The cast is well picked, with the hapless victims perfectly attuned to their roles, from Chris Hemsworth’s classic jock, to a fantastically funny Franz Kranz (having lost none of his goofy charm from Whedon’s Dollhouse series) as the stoner. In fact, Whedon keeps to a bit of a theme, with Dollhouse‘s Amy Acker featuring as a supporting character, and Tom Lenk (Buffy‘s Andrew Wells) with a bit part.
But this is more than just a fan piece (though it will certainly delight Whedon’s devotees). There’s some great storytelling here, and in the subtext a lot of very skilful genre deconstruction. It will appeal to the casual horror fan, and give plenty for us genre anoraks to think on afterwards.
I think some viewers might not be enamoured with the ending, but for me it was perfect.

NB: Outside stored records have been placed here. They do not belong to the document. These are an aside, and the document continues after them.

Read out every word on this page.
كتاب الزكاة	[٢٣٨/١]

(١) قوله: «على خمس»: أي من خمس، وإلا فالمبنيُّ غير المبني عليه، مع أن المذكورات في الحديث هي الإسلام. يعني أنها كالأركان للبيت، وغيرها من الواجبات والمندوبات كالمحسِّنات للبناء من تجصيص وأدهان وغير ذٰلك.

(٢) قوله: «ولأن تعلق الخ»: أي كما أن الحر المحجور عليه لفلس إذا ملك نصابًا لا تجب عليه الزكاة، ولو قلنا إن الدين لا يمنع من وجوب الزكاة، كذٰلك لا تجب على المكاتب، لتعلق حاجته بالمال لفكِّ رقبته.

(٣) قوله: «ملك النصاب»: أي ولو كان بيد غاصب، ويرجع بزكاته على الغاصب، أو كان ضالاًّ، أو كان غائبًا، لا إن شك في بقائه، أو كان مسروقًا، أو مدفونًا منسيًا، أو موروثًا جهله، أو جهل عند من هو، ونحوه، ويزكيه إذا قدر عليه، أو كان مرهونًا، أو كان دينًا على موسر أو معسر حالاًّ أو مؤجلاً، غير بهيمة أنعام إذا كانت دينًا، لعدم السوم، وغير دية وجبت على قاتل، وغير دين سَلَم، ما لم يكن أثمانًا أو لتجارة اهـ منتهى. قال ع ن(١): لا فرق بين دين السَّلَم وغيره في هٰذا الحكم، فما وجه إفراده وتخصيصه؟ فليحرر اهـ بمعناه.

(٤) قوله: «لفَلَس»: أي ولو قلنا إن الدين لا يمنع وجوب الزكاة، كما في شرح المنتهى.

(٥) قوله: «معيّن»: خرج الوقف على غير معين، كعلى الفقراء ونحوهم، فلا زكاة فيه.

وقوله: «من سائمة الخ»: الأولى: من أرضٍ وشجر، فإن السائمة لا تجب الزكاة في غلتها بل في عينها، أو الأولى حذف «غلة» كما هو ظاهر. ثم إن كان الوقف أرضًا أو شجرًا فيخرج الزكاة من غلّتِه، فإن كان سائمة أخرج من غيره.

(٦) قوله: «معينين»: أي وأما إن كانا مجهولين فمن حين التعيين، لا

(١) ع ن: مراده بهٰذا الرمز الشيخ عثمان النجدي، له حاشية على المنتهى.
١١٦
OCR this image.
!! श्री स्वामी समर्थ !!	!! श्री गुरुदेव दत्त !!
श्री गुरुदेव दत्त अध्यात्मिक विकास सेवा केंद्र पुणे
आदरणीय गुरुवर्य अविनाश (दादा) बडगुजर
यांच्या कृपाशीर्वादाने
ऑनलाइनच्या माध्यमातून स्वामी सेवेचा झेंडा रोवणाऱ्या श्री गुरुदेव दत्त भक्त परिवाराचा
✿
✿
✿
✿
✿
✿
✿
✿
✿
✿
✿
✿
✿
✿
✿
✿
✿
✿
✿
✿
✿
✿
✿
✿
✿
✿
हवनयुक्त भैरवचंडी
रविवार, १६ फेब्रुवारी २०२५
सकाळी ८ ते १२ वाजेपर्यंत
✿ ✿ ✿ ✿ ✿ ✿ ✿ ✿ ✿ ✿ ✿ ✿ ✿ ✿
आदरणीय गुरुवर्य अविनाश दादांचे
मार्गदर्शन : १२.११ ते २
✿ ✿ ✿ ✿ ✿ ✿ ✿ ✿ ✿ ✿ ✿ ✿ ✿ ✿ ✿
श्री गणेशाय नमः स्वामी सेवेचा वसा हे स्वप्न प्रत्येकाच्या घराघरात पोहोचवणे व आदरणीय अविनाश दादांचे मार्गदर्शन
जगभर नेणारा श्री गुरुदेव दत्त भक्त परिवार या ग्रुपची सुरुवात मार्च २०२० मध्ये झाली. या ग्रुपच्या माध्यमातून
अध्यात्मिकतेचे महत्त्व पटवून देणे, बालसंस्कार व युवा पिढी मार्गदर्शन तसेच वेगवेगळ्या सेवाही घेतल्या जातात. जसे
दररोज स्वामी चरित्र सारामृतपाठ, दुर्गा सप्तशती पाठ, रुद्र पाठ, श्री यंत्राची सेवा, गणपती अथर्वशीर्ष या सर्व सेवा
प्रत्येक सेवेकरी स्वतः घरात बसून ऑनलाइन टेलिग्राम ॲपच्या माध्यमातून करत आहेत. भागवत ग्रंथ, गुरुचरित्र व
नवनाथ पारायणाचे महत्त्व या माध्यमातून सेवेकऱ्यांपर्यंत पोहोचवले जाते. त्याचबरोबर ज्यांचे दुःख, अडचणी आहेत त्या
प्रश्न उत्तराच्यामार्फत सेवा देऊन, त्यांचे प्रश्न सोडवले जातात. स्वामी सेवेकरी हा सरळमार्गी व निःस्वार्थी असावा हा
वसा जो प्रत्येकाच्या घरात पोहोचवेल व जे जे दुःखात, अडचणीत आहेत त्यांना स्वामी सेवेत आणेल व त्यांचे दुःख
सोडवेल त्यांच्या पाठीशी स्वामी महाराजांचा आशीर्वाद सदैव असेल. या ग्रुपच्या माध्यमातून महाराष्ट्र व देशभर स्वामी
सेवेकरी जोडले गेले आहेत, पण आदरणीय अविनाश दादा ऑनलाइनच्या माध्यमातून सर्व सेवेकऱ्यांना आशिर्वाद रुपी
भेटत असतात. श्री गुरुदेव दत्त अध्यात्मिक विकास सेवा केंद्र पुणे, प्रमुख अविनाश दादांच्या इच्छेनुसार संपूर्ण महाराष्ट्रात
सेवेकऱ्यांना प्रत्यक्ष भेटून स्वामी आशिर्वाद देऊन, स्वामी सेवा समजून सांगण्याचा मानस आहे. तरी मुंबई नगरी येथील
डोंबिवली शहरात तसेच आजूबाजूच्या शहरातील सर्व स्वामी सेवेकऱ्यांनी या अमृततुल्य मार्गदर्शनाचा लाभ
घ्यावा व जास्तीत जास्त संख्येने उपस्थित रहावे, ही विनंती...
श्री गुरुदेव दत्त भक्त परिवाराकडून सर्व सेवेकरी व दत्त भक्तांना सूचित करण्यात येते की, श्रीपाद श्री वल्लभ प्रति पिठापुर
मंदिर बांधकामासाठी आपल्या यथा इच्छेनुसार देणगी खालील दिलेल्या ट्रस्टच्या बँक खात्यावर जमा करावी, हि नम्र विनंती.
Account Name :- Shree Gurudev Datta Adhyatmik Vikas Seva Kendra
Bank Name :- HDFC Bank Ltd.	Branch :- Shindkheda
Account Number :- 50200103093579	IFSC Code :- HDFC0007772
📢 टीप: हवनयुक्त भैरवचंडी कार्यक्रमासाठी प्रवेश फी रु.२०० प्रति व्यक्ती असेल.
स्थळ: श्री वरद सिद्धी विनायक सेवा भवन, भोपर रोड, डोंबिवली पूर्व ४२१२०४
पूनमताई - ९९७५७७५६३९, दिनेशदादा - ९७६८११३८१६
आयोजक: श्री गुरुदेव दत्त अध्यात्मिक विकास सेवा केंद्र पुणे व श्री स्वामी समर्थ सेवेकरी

As the climax drew close I was wondering how they would avoid writing (telling?) themselves into a corner, and it was a delight to see a conclusion without an unfulfilling deus ex machina.
On the whole, I would heartily recommend this to everyone. Going in with no preconceptions, I came out thoroughly entertained and having had a thoroughly enjoyable hour and a half. Go, see it. I wouldn’t usually say anything like this, but it’s probably the best horror film you’ll see all year.